The sad part is that zip code proximity is not a hard task in and of itself, it's keeping current with changes in towns and zip code mappings that make it difficult.
When I compared the 1999 with the 2000 data, IIRC, I found pretty much no new zipcodes, but many new town names.
Recently I've been doing quite a bit of cross country driving and it has taken me into towns that don't exist according to the 2000 data. The zip codes exist. The zip codes for the most part are in the same place. It's the name of the town that doesn't exist. New developments like Cuesta Verde....
And to get ecommercy, which towns are likely to hold the yuppies using your service? The new towns. For the most part a zip-code lookup will work, but there's a reasonable chance a townname lookup will fail.

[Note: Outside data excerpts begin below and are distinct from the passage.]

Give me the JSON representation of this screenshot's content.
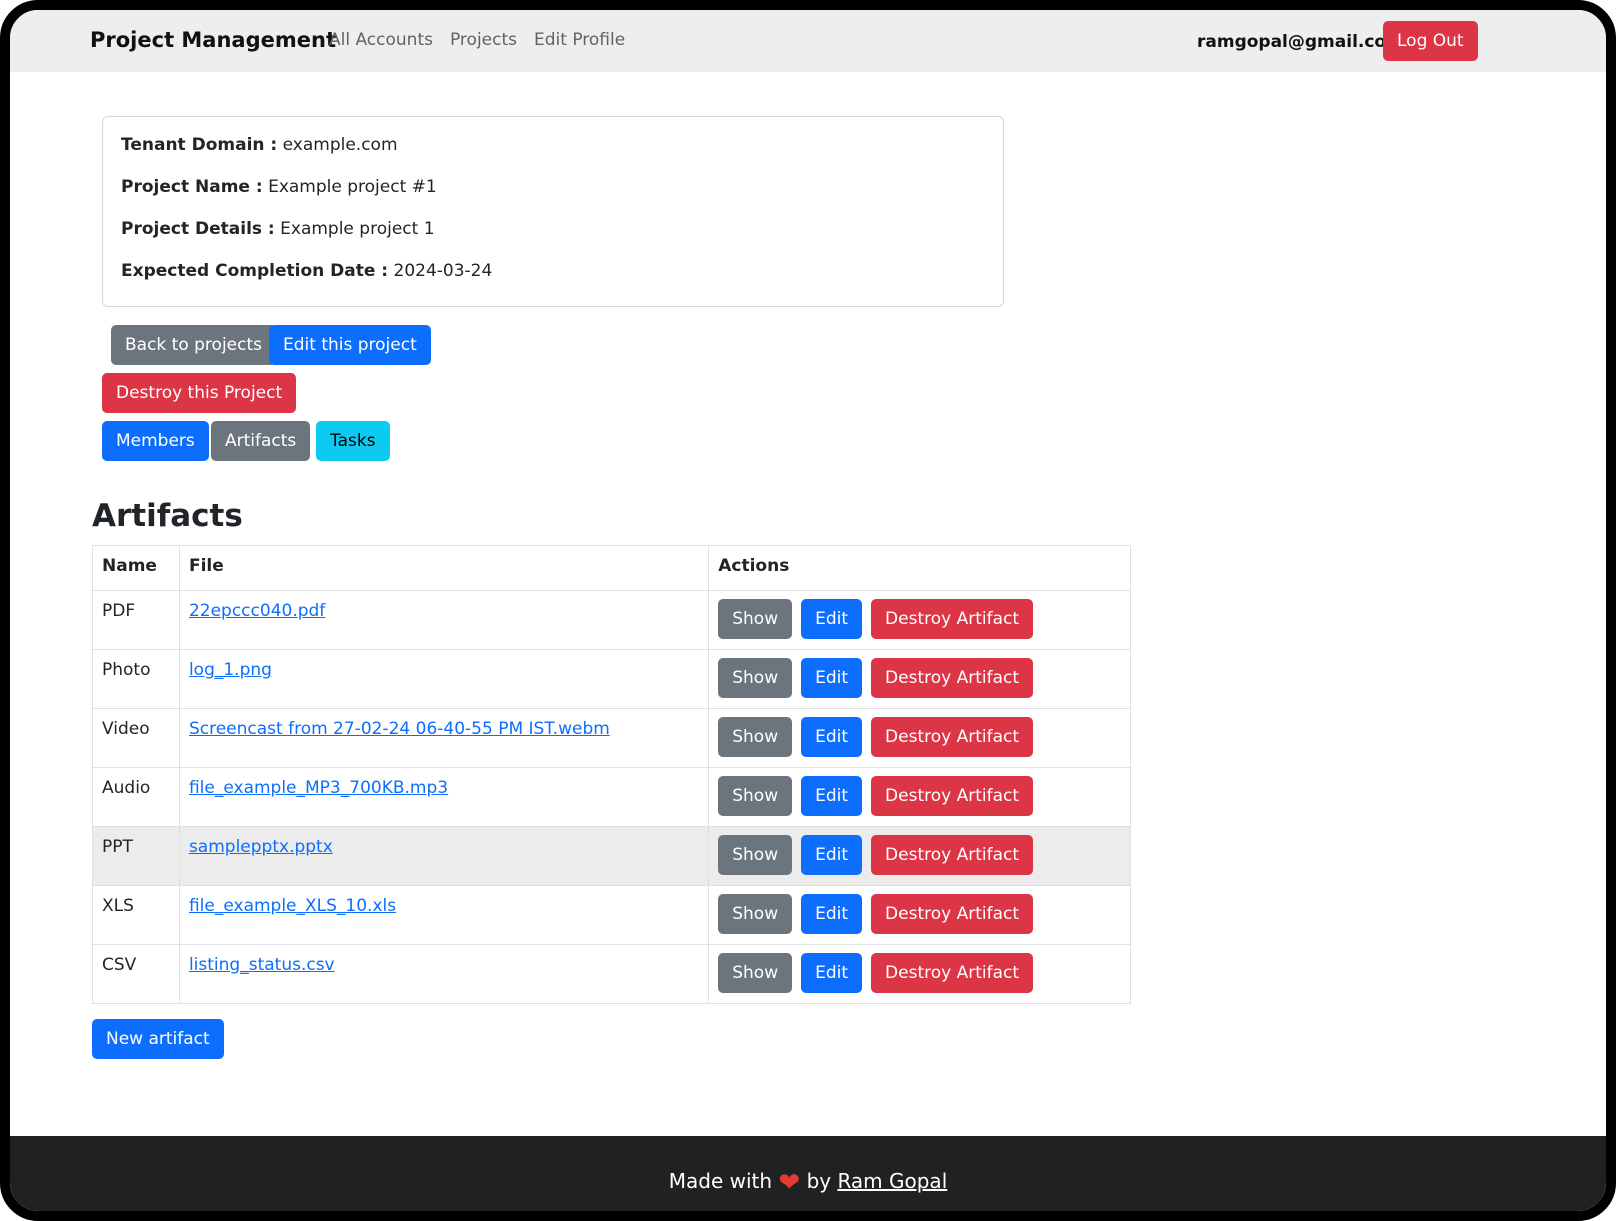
{
  "navbar": {
    "brand": "Project Management",
    "links": [
      "All Accounts",
      "Projects",
      "Edit Profile"
    ],
    "user_email": "ramgopal@gmail.com",
    "logout_label": "Log Out"
  },
  "project": {
    "tenant_domain_label": "Tenant Domain :",
    "tenant_domain": "example.com",
    "name_label": "Project Name :",
    "name": "Example project #1",
    "details_label": "Project Details :",
    "details": "Example project 1",
    "completion_label": "Expected Completion Date :",
    "completion_date": "2024-03-24"
  },
  "buttons": {
    "back": "Back to projects",
    "edit": "Edit this project",
    "destroy": "Destroy this Project",
    "members": "Members",
    "artifacts": "Artifacts",
    "tasks": "Tasks"
  },
  "artifacts": {
    "heading": "Artifacts",
    "columns": [
      "Name",
      "File",
      "Actions"
    ],
    "action_labels": {
      "show": "Show",
      "edit": "Edit",
      "destroy": "Destroy Artifact"
    },
    "rows": [
      {
        "name": "PDF",
        "file": "22epccc040.pdf"
      },
      {
        "name": "Photo",
        "file": "log_1.png"
      },
      {
        "name": "Video",
        "file": "Screencast from 27-02-24 06-40-55 PM IST.webm"
      },
      {
        "name": "Audio",
        "file": "file_example_MP3_700KB.mp3"
      },
      {
        "name": "PPT",
        "file": "samplepptx.pptx"
      },
      {
        "name": "XLS",
        "file": "file_example_XLS_10.xls"
      },
      {
        "name": "CSV",
        "file": "listing_status.csv"
      }
    ],
    "new_label": "New artifact"
  },
  "footer": {
    "made_with": "Made with",
    "heart": "❤",
    "by": "by",
    "author": "Ram Gopal"
  },
  "colors": {
    "primary": "#0d6efd",
    "secondary": "#6c757d",
    "danger": "#dc3545",
    "info": "#0dcaf0",
    "navbar_bg": "#eeeeee",
    "footer_bg": "#212121"
  }
}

If you visit the USPS, you will find that the towns do exist as well, but it's in their please don't crawl me database.
From what I recall of the zipdy package it appears there are about 40,000 zip codes, not really all that many. And not that many town names either. It's a crime that the information is available online, that's it a small dataset but that they don't allow spidering it. I once estimated less than a floppy compressed for the full dataset and just a few Kbytes to publish just diffs.
To put on a political hat, this is something a reinventing gov't administration should have released to the people (and I guess they did) and something a small business is number one kind of administration should be releasing to the people.
Very seriously, if anyone knows of a pro-bono lawyer that might be interested in this sort of thing, I would love to speak with him or her.